Oh boy, what a fucking nightmare.
Over the seven months, I offered my subscription at different prices.
Anyone below a certain amount just got a pro-rated refund. The monthly subs got cancelled, and I slowly went through the remaining 200 paid subscribers and manually cancelled their recurring billing.
Everyone was told what was happening, and my subscribers’ resounding ‘thank gawd for that’ was pretty much their response. Quite a few stated that they were fed up being pushed other people’s content.
They also didn’t like the coercion of recurring billing (nor do I), and they didn’t like Substack’s confusion and how busy it had become.
I am building the new website and will relaunch it in March 2025.
Everyone’s sub is being extended until the end of 2025, after which they can decide whether to renew.
I have to say that I did this Substack test for two reasons.
Was it worth it?
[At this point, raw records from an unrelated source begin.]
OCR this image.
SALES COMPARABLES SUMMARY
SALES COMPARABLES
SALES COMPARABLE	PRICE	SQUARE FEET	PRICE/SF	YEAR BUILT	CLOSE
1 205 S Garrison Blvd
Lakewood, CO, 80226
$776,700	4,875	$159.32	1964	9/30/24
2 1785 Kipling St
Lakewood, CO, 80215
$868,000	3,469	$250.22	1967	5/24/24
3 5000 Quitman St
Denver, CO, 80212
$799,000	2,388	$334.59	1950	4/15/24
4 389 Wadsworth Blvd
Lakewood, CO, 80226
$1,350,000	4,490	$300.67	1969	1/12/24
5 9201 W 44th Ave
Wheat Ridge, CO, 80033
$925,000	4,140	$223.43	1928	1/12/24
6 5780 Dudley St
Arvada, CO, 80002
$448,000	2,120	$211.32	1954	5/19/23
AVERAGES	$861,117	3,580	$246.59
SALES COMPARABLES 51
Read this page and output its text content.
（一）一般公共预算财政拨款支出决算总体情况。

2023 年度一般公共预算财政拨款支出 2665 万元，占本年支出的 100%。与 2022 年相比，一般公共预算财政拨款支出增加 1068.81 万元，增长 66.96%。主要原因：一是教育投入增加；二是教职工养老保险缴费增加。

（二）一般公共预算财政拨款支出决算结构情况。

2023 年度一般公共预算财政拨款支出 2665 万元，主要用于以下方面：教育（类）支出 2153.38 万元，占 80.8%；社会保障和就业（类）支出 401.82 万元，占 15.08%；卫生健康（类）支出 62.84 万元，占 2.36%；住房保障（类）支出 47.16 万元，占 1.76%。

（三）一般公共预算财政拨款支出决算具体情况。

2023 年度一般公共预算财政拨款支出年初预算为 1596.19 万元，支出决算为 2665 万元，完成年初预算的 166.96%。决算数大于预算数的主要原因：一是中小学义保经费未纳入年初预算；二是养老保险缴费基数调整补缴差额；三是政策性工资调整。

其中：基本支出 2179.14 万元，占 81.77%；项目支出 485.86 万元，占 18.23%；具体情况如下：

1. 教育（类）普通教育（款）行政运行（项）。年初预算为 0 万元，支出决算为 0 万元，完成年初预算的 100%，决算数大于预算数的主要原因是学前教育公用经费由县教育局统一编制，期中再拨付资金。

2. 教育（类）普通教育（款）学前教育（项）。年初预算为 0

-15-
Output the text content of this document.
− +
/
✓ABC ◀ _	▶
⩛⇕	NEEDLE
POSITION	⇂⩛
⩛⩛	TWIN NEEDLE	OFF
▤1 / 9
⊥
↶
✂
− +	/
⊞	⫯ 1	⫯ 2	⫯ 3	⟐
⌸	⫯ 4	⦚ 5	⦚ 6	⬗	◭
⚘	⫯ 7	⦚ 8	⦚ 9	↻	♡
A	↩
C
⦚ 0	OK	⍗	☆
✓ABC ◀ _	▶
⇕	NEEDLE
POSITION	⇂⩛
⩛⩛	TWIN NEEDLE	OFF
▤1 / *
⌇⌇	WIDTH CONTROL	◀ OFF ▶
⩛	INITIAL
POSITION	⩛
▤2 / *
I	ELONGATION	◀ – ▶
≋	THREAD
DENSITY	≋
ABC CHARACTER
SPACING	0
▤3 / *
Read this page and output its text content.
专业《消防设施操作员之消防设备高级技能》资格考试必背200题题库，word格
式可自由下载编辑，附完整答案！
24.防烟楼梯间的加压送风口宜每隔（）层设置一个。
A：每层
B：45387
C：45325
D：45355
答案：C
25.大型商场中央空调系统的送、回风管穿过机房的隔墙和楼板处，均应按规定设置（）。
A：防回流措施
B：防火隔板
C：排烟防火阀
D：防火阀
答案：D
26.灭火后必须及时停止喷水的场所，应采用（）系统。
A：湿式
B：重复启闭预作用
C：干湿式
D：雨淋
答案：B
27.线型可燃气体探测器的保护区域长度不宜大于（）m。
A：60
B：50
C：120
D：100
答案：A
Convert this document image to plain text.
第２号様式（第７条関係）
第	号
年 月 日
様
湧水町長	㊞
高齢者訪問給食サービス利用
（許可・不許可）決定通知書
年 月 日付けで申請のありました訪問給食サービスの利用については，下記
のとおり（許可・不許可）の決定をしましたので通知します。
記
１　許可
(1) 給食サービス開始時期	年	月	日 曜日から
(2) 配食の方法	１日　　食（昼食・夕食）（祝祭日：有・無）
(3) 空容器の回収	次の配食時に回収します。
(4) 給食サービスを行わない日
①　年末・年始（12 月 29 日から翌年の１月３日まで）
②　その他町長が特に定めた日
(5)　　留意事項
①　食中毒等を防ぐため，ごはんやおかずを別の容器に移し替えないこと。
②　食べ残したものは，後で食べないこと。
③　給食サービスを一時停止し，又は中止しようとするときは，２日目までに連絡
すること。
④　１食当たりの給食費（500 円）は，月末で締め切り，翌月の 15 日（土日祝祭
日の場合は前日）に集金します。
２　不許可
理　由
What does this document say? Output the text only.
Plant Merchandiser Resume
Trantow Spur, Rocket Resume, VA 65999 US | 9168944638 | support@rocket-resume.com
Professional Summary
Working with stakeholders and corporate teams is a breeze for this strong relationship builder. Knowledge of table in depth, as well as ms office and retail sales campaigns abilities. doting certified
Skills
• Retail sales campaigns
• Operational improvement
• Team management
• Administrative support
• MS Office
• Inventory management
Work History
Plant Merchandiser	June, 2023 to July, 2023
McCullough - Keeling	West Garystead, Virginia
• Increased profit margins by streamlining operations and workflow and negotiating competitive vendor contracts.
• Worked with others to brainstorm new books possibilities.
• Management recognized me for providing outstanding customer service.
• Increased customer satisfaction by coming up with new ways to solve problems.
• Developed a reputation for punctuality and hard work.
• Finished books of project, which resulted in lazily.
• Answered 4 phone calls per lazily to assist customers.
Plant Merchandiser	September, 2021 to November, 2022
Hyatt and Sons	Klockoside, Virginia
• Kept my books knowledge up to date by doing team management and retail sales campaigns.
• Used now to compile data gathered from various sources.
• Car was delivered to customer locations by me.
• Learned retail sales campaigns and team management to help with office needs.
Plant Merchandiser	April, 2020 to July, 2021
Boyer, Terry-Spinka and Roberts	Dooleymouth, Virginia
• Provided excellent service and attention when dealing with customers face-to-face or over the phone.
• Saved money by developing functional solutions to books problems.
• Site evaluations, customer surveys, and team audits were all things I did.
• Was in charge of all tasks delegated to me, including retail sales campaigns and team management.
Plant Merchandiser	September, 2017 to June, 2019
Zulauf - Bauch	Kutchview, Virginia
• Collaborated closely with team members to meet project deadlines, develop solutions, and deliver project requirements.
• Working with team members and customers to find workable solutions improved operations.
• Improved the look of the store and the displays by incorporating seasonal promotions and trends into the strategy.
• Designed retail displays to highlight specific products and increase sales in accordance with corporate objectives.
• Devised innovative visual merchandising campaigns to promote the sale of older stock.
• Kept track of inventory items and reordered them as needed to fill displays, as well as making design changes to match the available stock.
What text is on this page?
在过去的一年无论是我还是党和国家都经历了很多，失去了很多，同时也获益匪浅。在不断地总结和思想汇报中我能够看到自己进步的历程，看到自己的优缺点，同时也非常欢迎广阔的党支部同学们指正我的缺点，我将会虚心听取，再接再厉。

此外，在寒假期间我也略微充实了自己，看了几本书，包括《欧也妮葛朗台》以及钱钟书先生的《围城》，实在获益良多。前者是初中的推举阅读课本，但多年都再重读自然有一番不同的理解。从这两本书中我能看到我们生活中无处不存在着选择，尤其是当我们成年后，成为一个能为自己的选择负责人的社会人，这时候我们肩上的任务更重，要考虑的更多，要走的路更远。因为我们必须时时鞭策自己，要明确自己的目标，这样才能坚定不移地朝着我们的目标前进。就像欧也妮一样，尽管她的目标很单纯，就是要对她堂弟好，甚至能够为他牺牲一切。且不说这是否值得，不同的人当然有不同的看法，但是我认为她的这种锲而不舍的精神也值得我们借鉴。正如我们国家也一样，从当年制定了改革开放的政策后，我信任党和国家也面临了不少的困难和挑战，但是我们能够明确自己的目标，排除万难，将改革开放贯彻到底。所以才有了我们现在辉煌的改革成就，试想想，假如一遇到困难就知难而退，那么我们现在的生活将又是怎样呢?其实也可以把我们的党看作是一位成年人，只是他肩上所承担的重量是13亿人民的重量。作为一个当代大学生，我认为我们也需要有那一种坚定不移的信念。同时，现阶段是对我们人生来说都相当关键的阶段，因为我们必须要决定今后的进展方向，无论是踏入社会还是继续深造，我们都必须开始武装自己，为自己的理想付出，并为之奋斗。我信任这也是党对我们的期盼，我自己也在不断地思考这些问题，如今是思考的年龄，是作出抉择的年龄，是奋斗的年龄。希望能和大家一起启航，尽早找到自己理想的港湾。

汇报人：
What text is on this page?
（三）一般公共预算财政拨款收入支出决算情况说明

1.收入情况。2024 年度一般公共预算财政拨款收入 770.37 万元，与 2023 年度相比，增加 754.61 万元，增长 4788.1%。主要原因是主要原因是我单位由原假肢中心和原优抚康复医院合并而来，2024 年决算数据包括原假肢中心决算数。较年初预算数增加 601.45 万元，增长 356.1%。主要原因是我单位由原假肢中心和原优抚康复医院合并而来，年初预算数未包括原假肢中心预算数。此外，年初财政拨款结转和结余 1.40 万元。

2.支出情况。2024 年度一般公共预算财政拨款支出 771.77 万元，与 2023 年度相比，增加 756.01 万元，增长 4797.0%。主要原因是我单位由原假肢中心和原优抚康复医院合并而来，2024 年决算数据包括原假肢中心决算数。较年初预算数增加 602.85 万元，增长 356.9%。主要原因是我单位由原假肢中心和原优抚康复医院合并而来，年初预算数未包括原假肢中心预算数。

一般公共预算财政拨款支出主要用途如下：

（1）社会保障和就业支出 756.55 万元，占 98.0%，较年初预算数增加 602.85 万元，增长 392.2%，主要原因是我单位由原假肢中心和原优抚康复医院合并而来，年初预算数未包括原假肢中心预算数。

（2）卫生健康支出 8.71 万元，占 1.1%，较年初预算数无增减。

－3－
Yes, definitely as a minimum viable product test. I am a lot clearer on how I want to teach the citizens in my world.
I should really have left three months in. Migrating people out would have been less hassle, and there would have been fewer posts to migrate over. Still, it has been a great learning experience.
And fortunately, my delightful citizens (customers) are very patient and forgiving.
Takeaway: NOT ALL SUBSCRIBERS ARE EQUAL!